Upconversion and near infrared emission properties of a novel Er3+/Yb3+ codoped fluoro-tellurite glass

A series of Er 3+ /Yb 3+ co-doped novel fluoro-tellurite glasses was prepared following the melt quenching technique. Raman spectroscopy was used to analyze the functional groups present in the glass network and to determine the phonon energy of this glassy system. The optical properties of the glasses were characterized by different techniques such as optical absorption, photoluminescence (visible and near infrared) and time-resolved spectroscopy. Using optical absorption data and Judd-Ofelt theory, several spectroscopic parameters such as transition probabilities, radiative lifetimes and branching ratios were estimated for different Yb 2 O 3 contents.
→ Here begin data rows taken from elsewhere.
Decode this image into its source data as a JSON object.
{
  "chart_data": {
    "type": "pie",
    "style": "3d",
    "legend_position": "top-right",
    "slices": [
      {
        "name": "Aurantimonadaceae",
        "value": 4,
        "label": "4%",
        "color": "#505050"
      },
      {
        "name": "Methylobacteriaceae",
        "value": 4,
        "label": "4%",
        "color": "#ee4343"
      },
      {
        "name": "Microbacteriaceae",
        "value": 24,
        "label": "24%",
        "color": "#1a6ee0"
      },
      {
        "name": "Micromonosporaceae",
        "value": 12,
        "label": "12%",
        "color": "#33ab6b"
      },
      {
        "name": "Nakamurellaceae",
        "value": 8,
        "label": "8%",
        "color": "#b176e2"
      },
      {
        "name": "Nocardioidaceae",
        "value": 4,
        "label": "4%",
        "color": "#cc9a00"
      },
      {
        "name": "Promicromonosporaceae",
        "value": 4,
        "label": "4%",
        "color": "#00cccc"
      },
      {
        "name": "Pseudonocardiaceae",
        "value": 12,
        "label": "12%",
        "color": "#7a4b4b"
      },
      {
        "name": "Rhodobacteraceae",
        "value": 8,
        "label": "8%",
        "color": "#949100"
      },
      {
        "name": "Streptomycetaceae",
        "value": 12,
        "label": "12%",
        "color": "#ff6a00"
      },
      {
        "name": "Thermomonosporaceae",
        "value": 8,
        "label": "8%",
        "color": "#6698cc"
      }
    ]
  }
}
The up-conversion process, after excitation with an infrared radiation at 980 nm, was examined and the different mechanisms involved in these emissions such as excited state absorption, energy transfer processes and cross-relaxation are discussed. The emission cross-section corresponding to the 4 I 13/2 level was calculated using McCumber theory. The experimental lifetime and the quantum efficiency corresponding to the 4 I 13/2 level were also determined to evaluate the appropriateness of the host matrix for the fabrication of laser materials and broadband amplifiers. It was found that the effective bandwidth is larger and quantum efficiency and the emission cross-section are higher than those obtained for others vitreous systems, which suggests that the proposed glasses can be nominated as suitable host material for new Er 3+ /Yb 3+ codoped broadband optical amplifiers and for the development of optical devices.